One of the five appeal court judges noted during Tuesday's hearing that Pistorius could still be convicted of murder even if he did not think it was Ms Steenkamp in the cubicle but knew someone was in there.
Under the concept of dolus eventualis in South African law, a person can be convicted of murder if they foresaw the possibility of someone dying through their actions and went ahead anyway.
"If you look at the photographs, there's room behind there for a toilet bowl and a person and just about nothing else," Justice Lorimer Leach said to defence lawyer Barry Roux. "There's nowhere to hide. It would be a miracle if you didn't shoot someone."
The five judges questioned prosecutor Gerrie Nel and Mr Roux for about three hours in the court in Bloemfontein, the country's judicial capital, with Ms Steenkamp's mother June and many journalists in attendance. The toughest and longest questioning was directed at Mr Roux.
In a bad sign for Pistorius, who was not present, some of the Supreme Court judges suggested he could have known he would kill someone, whether his girlfriend or a possible intruder, by firing his pistol.
Prosecutors argue that knowing his actions could be deadly, Pistorius should have been convicted of murder, and not the lesser offence of culpable homicide, which is similar to manslaughter.
"On the objective facts, the accused cannot escape the conviction of murder," Mr Nel said.

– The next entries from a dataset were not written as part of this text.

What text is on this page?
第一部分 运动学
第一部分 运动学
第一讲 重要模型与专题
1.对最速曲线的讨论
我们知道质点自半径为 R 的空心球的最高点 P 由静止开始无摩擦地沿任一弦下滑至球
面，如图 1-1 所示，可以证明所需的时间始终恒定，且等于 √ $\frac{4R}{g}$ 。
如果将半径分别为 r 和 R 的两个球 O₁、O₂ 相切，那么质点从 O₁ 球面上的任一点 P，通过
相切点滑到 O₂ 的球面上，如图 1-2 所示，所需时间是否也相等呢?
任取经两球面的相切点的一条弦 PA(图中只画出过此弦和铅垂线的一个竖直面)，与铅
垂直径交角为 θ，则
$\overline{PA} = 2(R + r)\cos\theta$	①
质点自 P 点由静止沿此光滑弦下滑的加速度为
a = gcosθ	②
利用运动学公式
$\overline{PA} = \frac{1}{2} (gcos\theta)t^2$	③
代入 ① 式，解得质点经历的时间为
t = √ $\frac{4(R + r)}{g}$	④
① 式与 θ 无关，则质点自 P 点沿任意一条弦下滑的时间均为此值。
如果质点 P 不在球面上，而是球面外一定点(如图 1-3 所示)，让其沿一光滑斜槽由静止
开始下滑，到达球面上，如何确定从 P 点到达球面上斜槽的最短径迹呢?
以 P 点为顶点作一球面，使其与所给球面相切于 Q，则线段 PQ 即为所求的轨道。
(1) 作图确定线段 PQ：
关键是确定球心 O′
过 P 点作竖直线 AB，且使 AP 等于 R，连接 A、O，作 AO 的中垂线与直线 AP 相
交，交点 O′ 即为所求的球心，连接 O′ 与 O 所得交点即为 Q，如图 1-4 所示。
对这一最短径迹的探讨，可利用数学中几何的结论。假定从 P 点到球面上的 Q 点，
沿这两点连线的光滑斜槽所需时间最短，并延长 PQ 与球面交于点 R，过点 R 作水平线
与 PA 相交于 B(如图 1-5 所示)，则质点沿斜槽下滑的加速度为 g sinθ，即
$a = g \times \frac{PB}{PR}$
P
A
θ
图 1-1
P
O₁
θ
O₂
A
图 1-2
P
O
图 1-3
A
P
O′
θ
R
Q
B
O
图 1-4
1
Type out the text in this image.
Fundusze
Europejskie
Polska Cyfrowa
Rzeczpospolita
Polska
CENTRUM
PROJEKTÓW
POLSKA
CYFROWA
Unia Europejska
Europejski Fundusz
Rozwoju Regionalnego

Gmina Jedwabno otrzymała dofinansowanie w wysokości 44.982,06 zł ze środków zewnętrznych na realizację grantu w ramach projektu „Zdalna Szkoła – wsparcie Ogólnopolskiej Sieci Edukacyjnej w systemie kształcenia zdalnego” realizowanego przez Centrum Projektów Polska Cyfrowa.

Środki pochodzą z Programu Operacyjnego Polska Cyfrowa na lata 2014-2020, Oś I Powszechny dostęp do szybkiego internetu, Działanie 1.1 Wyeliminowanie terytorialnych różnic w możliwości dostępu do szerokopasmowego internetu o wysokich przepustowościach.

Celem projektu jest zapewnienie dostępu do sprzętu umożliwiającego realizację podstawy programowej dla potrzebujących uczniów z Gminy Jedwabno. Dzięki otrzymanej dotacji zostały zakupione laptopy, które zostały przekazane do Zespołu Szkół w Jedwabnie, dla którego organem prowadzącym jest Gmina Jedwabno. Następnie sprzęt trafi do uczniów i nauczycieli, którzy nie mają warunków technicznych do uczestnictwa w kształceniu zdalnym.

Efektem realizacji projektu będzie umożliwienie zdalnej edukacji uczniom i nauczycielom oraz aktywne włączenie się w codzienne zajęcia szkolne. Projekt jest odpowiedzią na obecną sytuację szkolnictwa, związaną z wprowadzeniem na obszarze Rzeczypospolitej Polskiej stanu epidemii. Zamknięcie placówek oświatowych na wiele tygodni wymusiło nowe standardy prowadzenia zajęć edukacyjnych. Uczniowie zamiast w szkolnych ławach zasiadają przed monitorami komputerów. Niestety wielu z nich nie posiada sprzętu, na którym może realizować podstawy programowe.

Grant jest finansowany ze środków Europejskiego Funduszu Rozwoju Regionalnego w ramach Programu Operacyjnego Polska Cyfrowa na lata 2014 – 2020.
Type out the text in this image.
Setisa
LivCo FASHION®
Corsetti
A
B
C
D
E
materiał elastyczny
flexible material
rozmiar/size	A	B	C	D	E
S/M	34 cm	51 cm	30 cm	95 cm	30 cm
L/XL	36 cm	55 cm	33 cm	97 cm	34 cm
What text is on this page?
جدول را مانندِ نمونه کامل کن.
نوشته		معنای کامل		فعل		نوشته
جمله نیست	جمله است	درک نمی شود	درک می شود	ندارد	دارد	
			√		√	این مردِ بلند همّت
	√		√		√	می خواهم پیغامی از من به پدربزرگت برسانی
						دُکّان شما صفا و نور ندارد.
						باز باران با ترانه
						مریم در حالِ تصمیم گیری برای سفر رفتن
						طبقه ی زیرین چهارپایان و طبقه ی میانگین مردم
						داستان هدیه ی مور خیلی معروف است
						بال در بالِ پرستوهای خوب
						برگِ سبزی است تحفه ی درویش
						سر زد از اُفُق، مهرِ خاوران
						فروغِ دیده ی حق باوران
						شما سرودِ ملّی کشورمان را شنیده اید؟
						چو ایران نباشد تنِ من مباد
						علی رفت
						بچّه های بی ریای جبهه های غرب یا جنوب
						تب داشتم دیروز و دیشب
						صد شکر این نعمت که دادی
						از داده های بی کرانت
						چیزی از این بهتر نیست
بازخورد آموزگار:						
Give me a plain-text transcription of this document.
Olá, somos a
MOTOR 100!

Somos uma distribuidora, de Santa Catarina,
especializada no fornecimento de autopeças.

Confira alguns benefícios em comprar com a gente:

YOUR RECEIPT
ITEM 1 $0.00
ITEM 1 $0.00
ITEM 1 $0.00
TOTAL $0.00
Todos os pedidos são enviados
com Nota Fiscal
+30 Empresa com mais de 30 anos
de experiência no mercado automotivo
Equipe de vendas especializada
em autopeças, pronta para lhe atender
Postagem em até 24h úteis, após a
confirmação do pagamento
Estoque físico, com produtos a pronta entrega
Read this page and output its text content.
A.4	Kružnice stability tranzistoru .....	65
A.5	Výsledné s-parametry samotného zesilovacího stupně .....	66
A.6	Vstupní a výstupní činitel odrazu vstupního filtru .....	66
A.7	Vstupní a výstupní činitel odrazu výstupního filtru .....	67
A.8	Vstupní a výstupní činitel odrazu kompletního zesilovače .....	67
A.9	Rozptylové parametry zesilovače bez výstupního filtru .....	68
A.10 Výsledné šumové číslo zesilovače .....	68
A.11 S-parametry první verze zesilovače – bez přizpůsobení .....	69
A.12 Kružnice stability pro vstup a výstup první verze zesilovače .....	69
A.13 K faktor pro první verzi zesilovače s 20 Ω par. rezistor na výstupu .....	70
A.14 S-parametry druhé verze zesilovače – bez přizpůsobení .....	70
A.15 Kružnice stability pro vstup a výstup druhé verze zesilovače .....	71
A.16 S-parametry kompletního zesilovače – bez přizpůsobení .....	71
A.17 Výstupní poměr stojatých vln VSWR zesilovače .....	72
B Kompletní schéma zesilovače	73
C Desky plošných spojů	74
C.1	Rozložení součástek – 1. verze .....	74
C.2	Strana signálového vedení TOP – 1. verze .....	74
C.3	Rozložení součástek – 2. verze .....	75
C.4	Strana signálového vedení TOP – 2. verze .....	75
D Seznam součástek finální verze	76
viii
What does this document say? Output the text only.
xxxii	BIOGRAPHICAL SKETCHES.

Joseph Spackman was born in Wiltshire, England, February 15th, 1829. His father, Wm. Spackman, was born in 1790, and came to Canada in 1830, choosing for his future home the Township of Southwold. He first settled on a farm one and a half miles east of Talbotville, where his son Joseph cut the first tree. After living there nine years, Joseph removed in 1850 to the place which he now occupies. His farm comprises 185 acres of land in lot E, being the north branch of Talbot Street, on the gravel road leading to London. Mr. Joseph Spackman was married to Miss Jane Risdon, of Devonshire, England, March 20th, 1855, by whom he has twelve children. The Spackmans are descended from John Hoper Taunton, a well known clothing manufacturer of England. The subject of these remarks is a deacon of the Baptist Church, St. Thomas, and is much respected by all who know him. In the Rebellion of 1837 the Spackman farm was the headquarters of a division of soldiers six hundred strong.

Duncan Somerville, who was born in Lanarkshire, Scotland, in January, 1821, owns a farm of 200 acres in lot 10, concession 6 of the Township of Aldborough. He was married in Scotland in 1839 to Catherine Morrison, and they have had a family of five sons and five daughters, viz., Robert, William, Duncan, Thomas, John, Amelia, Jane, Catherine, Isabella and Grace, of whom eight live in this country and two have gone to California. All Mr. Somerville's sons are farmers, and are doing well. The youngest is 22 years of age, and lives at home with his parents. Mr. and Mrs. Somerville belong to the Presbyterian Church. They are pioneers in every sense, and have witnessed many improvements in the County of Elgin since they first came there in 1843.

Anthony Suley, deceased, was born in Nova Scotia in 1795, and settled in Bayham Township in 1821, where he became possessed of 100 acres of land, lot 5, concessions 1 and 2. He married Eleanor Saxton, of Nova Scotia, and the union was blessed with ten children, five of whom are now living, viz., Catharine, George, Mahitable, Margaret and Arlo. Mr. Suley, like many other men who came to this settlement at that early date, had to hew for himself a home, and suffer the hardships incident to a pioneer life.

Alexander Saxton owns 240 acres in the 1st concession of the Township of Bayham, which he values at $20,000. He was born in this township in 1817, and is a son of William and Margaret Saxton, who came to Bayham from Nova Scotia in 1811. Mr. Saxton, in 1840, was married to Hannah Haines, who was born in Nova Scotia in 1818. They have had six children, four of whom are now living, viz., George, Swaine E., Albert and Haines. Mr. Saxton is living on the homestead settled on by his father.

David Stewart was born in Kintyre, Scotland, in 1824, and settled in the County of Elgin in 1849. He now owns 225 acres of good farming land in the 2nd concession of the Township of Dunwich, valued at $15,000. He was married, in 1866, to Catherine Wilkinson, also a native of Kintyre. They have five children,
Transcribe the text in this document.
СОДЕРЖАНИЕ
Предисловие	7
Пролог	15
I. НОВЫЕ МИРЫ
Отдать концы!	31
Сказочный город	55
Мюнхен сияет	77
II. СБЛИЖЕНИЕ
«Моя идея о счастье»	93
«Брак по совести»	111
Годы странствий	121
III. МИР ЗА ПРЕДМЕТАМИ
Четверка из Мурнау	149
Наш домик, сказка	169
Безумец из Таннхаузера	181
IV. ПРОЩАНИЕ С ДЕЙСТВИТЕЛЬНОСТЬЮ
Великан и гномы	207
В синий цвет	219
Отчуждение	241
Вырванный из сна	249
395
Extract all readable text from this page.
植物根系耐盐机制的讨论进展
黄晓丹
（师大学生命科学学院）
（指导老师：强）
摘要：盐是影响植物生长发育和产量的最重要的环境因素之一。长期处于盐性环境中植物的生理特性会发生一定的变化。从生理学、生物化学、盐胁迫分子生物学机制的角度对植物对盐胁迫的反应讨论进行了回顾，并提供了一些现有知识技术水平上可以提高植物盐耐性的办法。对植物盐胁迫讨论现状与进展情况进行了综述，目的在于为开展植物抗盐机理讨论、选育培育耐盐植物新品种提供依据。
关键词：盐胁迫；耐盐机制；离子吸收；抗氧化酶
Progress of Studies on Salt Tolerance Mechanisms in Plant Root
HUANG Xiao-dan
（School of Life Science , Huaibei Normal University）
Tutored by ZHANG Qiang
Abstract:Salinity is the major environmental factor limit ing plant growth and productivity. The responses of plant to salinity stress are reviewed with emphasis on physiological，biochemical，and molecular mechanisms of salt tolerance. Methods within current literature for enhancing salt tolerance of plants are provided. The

Responding to a barrage of questions from Justice Leach, defence lawyer Mr Roux said there was a space behind a wall in the toilet cubicle that could have been safe from gunfire, but acknowledged that the "probable consequence" of Pistorius shooting through the door would have been injury or death.
But Mr Roux said that did not contradict the defence argument that Pistorius, allegedly terrified that he was about to be attacked by an intruder, did not foresee his actions would lead to someone's death.
Pistorius, 28, was released from jail last month after serving a year in prison and was moved to house arrest at his uncle's mansion. He was not required to attend the hearing.
While prosecutor Mr Nel's arguments to the panel were relatively brief, Mr Roux, faced tough and lengthy questioning from the black-robed judges who sat on ornate wooden chairs with red backing in the wood-panelled courtroom.
A murder conviction would call for a minimum sentence of 15 years in prison for Pistorius, the multiple Paralympic champion who became one of the world's most famous athletes and the first amputee to run at the Olympics and the able-bodied world championships.
Asking the Supreme Court judges to upgrade Pistorius's conviction to murder, Mr Nel said that Judge Thokozile Masipa did not correctly apply the law at the culmination of Pistorius's dramatic seven-month trial. Mr Nel also said Judge Masipa ignored or simply paid "lip service" to some circumstantial evidence against Pistorius.
After Tuesday's session, the judges retired to consider their judgment. They said they would not be issuing their decision on Tuesday and there is no timeframe for when they will, although the court has said it would aim to release a decision by the end of this month.
The judges had already studied the tens of thousands of pages of court transcript from Pistorius's trial.
The panel of five judges, three men and two women, can reach a decision through a simple majority.